Je vous remercie, Monsieur, de vos souhaits au sujet du nouvel an ! Croyez en la sincérité de ceux que je fais pour vos santé et prospérité. Recevez, Monsieur, mes saluts bien sincères.
Monniot
PS : J’oubliais de vous aviser que nous avons envoyé douze bœufs à la fourrière de Marengo, les arabes étant incorrigibles ; ils ont payé six francs par tête pour les retirer ; je dois recevoir 4fr50 pour chaque à titre de dommages et intérêts ; je les encaisserai, vous serez toujours à temps de leur rendre si vous voulez ; mais ils sont tellement effrontés que je n’ai plus pitié d’eux.

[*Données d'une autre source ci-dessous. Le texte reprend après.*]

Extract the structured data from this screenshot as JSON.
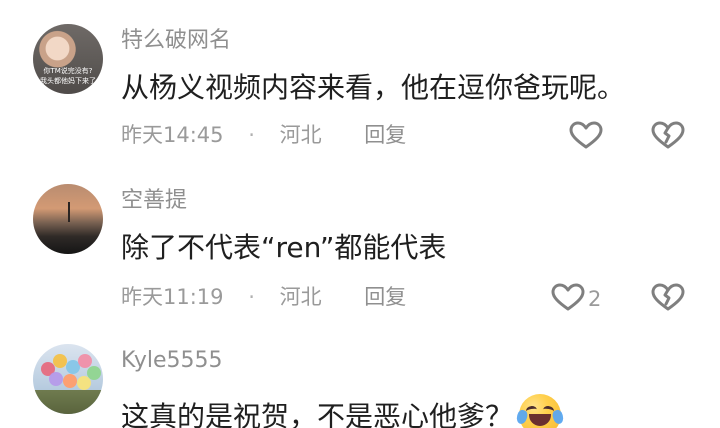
{
  "comments": [
    {
      "avatar_overlay": [
        "你TM说完没有?",
        "我头都他妈下来了"
      ],
      "username": "特么破网名",
      "text": "从杨义视频内容来看，他在逗你爸玩呢。",
      "date": "昨天14:45",
      "separator": "·",
      "region": "河北",
      "reply_label": "回复",
      "like_icon": "heart-outline-icon",
      "dislike_icon": "broken-heart-icon"
    },
    {
      "username": "空善提",
      "text": "除了不代表“ren”都能代表",
      "date": "昨天11:19",
      "separator": "·",
      "region": "河北",
      "reply_label": "回复",
      "like_count": "2",
      "like_icon": "heart-outline-icon",
      "dislike_icon": "broken-heart-icon"
    },
    {
      "username": "Kyle5555",
      "text": "这真的是祝贺，不是恶心他爹？",
      "emoji_icon": "crying-laughing-emoji-icon"
    }
  ]
}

Le frère de Mohamed a été attrapé volant votre fourrage, une fourche de fer à la main et son cheval caché entre les deux meules ; j’ai vu le Maréchal des Logis de Gendarmerie ; il est convenu qu’il viendrait ces jours-ci en tournée, il emmènera le voleur et le fera coucher deux nuits en prison et je me laisserai prier pour le faire, s’il le faut, un exemple. Il arrive à présent vingt quintaux de plâtre, d’autres voitures suivent, dit-on ».

A la mort de Mme Demonchy, en novembre 1859, le village comprenait le caravansérail ; à Tipasa même des baraques en bois où logent 182 ouvriers de l’entreprise, 22 maisons en construction, 3 fermes achevées et 24 colons installés. Quatre fours à chaux et une briqueterie à deux fours fournissent les matériaux, sans compter les emprunts aux ruines qu’on met à jour. Le fils, découragé, vendra la concession à son beau-frère, Jean-Baptiste Trémaux.
(1) Jean-Baptiste Monniot, né en 1813 à Voulaine, en Côte d’Or et décédé à Marengo le 3 novembre 1863. Son fils, également prénommé Jean-Baptiste Monniot se mariera avec Caroline Toupry, sœur de la deuxième épouse de Michel-Eugène Beauvais et donc son beau-frère. Il est décédé à Marengo le 17 mai 1900 à l’âge de 62 ans. Il était né à Voulaine en Côte-d’Or.